La réanimation médicale est une unité de soins critiques spécialisée dans le diagnostic et le traitement des pathologies sévères au stade aigu. Les personnes qui y sont admises présentent au moins une défaillance d’une fonction vitale nécessitant fréquemment le recours à la ventilation mécanique, à une sédation de courte ou de longue durée et à des traitements vasopresseurs(1). Cela rend cette population particulièrement sujette aux escarres, avec cinq fois plus de risque de développer des lésions cutanées que dans d’autres services(2, 3).

INTRODUCTION

L’escarre s’apparente à « une lésion cutanée d’origine ischémique liée à une compression des tissus mous entre un plan dur et les saillies osseuses », et naît de multiples facteurs intrinsèques (cliniques) liés au patient ou extrinsèques (mécaniques) liés à l’environnement(4).

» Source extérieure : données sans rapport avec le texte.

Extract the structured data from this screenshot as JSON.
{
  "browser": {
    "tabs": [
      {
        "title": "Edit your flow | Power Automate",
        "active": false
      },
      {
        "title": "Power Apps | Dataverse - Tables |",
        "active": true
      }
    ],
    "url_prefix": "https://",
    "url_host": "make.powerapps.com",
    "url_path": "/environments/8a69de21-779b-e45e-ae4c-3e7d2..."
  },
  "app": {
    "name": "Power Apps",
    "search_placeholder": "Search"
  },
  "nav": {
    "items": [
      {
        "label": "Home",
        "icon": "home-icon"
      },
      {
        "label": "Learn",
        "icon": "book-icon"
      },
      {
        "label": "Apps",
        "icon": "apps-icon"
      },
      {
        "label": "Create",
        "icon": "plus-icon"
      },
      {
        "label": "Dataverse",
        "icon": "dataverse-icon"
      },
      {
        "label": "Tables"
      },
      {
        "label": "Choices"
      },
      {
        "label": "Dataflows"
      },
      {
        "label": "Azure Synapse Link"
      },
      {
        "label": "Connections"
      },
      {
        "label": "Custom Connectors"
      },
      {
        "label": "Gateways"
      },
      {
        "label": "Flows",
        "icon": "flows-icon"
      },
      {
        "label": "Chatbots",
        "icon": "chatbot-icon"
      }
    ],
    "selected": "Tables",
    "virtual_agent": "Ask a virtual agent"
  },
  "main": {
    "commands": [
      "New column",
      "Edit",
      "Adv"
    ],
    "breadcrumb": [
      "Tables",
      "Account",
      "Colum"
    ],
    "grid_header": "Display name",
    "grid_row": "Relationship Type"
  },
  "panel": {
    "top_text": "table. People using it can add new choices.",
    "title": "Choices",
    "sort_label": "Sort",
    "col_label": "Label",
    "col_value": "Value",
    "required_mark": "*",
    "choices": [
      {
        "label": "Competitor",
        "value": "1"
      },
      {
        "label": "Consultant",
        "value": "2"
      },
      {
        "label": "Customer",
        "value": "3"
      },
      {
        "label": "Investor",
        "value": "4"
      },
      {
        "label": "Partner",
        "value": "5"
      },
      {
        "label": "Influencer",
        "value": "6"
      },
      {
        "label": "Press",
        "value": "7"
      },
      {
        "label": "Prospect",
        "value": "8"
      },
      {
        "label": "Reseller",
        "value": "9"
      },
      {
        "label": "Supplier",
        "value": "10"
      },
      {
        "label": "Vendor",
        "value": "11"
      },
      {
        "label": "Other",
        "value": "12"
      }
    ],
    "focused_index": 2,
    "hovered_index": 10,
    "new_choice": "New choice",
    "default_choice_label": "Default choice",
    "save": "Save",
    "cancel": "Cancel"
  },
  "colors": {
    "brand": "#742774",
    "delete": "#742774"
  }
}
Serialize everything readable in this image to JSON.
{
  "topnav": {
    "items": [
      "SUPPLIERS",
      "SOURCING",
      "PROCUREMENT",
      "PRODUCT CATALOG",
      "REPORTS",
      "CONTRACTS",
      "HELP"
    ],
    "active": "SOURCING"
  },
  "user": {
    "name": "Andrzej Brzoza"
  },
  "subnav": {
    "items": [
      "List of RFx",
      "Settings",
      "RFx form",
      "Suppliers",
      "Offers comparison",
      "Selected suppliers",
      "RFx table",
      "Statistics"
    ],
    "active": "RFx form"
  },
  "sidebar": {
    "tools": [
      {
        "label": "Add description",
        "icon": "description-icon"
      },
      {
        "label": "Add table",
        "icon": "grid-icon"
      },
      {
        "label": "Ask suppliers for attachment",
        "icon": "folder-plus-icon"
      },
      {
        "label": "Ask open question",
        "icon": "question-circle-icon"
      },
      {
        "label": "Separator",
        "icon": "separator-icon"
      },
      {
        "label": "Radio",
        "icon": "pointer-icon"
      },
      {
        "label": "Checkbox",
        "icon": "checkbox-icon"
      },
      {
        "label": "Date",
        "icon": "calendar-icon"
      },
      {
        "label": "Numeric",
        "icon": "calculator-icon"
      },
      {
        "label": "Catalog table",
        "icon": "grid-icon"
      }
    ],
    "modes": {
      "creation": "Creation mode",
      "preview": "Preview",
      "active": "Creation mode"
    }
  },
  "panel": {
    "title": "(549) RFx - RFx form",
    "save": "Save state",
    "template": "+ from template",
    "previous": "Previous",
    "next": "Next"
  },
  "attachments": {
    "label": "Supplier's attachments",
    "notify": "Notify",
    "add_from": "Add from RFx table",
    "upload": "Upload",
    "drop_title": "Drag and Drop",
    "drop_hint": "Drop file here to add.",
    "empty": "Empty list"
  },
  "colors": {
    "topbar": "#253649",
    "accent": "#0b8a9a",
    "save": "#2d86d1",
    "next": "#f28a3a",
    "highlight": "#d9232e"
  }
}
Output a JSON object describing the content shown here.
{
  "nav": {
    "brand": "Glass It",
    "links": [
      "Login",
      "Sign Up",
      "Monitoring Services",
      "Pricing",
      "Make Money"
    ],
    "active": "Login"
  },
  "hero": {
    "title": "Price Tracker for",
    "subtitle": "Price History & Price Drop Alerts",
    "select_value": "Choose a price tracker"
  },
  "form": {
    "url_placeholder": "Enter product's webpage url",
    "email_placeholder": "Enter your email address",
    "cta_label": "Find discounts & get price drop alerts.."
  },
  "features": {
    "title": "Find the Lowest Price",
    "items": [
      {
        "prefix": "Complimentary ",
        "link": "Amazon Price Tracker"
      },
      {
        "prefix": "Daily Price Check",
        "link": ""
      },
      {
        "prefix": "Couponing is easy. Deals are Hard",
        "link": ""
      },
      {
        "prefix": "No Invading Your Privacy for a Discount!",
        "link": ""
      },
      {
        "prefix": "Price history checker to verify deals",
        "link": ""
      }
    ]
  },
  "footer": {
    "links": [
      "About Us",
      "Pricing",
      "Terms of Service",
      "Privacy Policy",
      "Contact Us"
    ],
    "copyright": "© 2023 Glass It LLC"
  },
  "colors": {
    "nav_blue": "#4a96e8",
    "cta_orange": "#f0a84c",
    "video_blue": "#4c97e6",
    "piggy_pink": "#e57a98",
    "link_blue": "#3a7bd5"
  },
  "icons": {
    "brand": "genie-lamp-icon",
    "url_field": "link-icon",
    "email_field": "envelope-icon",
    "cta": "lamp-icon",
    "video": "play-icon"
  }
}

En réanimation, la gravité de l’état initial, l’âge, le poids, l’immobilité, l’altération du rapport perfusion/oxygénation, la mise en place de vasoconstricteurs et la durée moyenne de séjour sont des facteurs prédictifs du risque d’escarre(2). Une fois présente, elle « entraîne principalement douleur et infection(5) ». En effet, 45,9 % des patients porteurs d’escarre (s) font des infections nosocomiales, et 86,5 % des complications durant leur hospitalisation(6).

En France, l’étude « Pressure »(2) recense une prévalence d’escarres de 18,7 % dans les unités de soins de réanimation, dont une incidence de 12,5 %. Plus de 40 % sont de stades 3 et 4. Les lésions de décubitus les plus fréquentes sont les escarres sacrées (57,4 %) et talonnières (35,2 %)(2). Cela représente une comorbidité supplémentaire et engendre « une consommation accrue de soins et de ressources(5) ». Une étude américaine a évalué l’impact des escarres, lesquelles multiplieraient par 2,6 les coûts en matière de soins et doubleraient la durée d’hospitalisation(6). En 2012, l’Institut de recherche et documentation en économie de la santé estimait à 11,2 jours l’augmentation de la durée moyenne de séjour et un surcoût de 5 612 euros par patient(7). Dans ce contexte, l’équipe paramédicale doit mettre en place des moyens de surveillance et de prévention, ainsi que des protocoles de soins adaptés à la réanimation(8).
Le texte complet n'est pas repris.